Today, Joanne and I decided to rise early and go back to la Zona Colonial. The Colonial Zone is so intriguing because it contains so much history. We will go back again and again until we have seen all of it. Going for a couple of hours early in the morning is a good thing because it is so hot and humid outside. That's about all we can do. 

We had blueberry pancakes to fortify us and off we went. This time we parked on Calle de las Damas, one of the famous streets in the Zona. We parked and walked a little ways until we entered El Museo Fortaleza de Santo Domingo also conocido como La Fortaleza Ozama. We walked around on the inside and took lots of pictures. It had a cannon pad where several old cannons had been placed. Also, it had windy stairs Joanne and I walked up to see what was on top.
Inside one of the rooms

The following comes from this website: 

“The Fortazela Ozama (Ozama Fortress), open Tuesday-Sunday 8 a.m.-7 p.m., admission about RD$6). These dual forts and the somber tower sit on a bluff overlooking the conjunction of the Ozama River and the Caribbean Sea and were built by Governor Nicolás de Ovando in 1503, making this the oldest military building complex in the Americas. It was on these grounds, in the warden's lodge, that Diego Columbus lived when he first arrived in Santo Domingo with his wife, and it was here that Trujillo housed some of his many political prisoners.

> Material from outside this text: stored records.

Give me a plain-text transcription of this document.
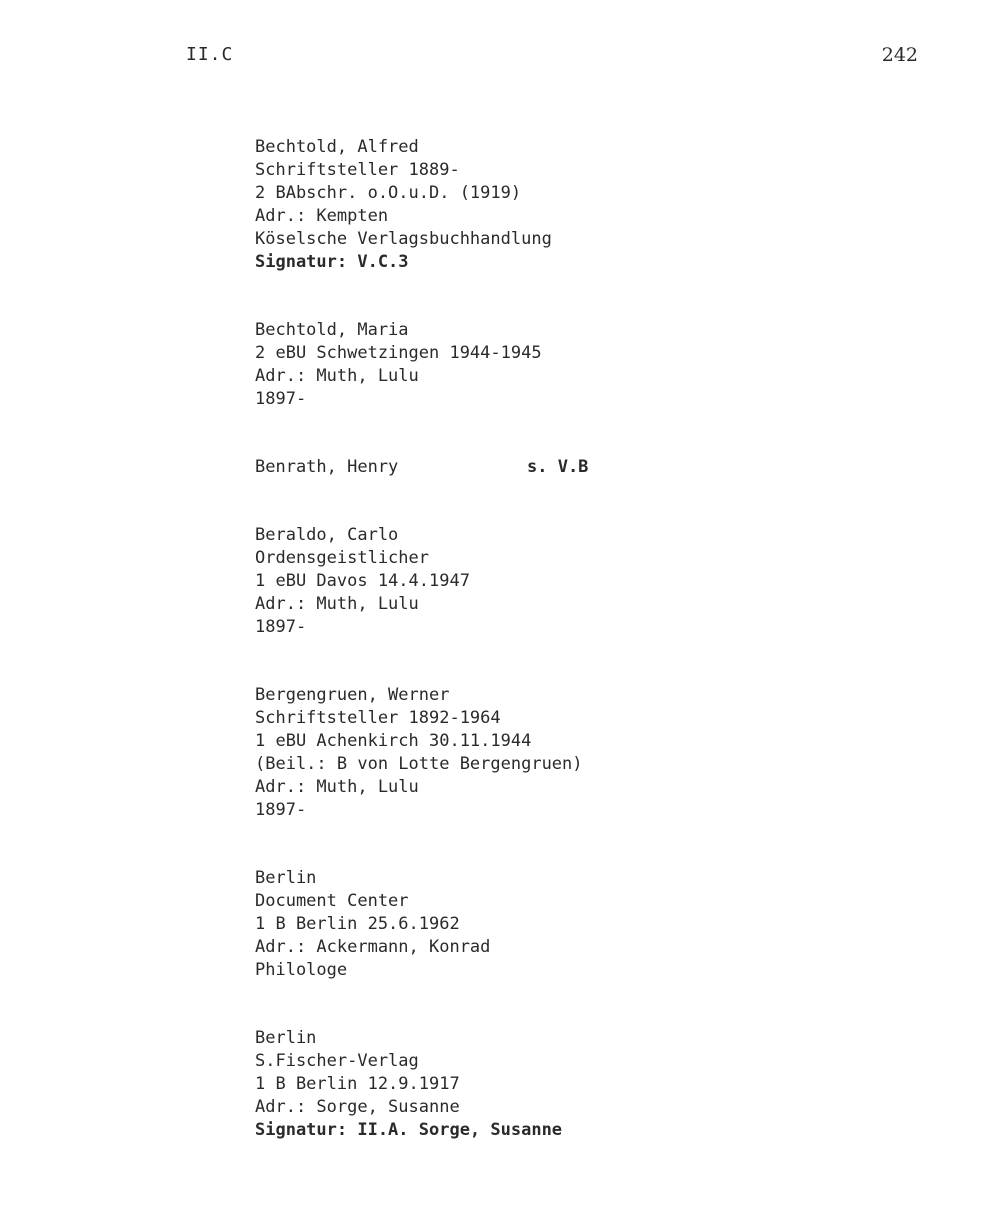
II.C	242
Bechtold, Alfred
Schriftsteller 1889-
2 BAbschr. o.O.u.D. (1919)
Adr.: Kempten
Köselsche Verlagsbuchhandlung
Signatur: V.C.3
Bechtold, Maria
2 eBU Schwetzingen 1944-1945
Adr.: Muth, Lulu
1897-
Benrath, Henry	s. V.B
Beraldo, Carlo
Ordensgeistlicher
1 eBU Davos 14.4.1947
Adr.: Muth, Lulu
1897-
Bergengruen, Werner
Schriftsteller 1892-1964
1 eBU Achenkirch 30.11.1944
(Beil.: B von Lotte Bergengruen)
Adr.: Muth, Lulu
1897-
Berlin
Document Center
1 B Berlin 25.6.1962
Adr.: Ackermann, Konrad
Philologe
Berlin
S.Fischer-Verlag
1 B Berlin 12.9.1917
Adr.: Sorge, Susanne
Signatur: II.A. Sorge, Susanne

The tower is a wonderful place from which to watch a Caribbean sunset at about six o'clock in the evening. The grounds, too, are restful and impart an eerie sense of antiquity. On the grounds stands a statue of Gonzalo Fernandez de Oviedo, famous military historian of the New World. When you buy tickets to the fortress, several young men will approach you as guides. They generally provide congenial and competent service and seem to take great pride in both their own work and the historical context of their city.

Calle de las Damas
“Calle de las Damas—In front of the fortress complex runs the beautiful Calle de las Damas. Built in 1502, it's the oldest street in the hemisphere. This street runs north and south for perhaps half a mile and is one of the most pleasant and historic walks in the Colonial District. This street became the "walk of the ladies" because Diego Columbus' wife, Maria de Toledo (a niece of King Ferdinand), established the habit of walking down this street to Mass accompanied by the noble wives.”

One of the doors leading to the interior
It was a pleasantly wonderful day. We truly enjoy La Zona Colonial. We will return and update you as time rolls on.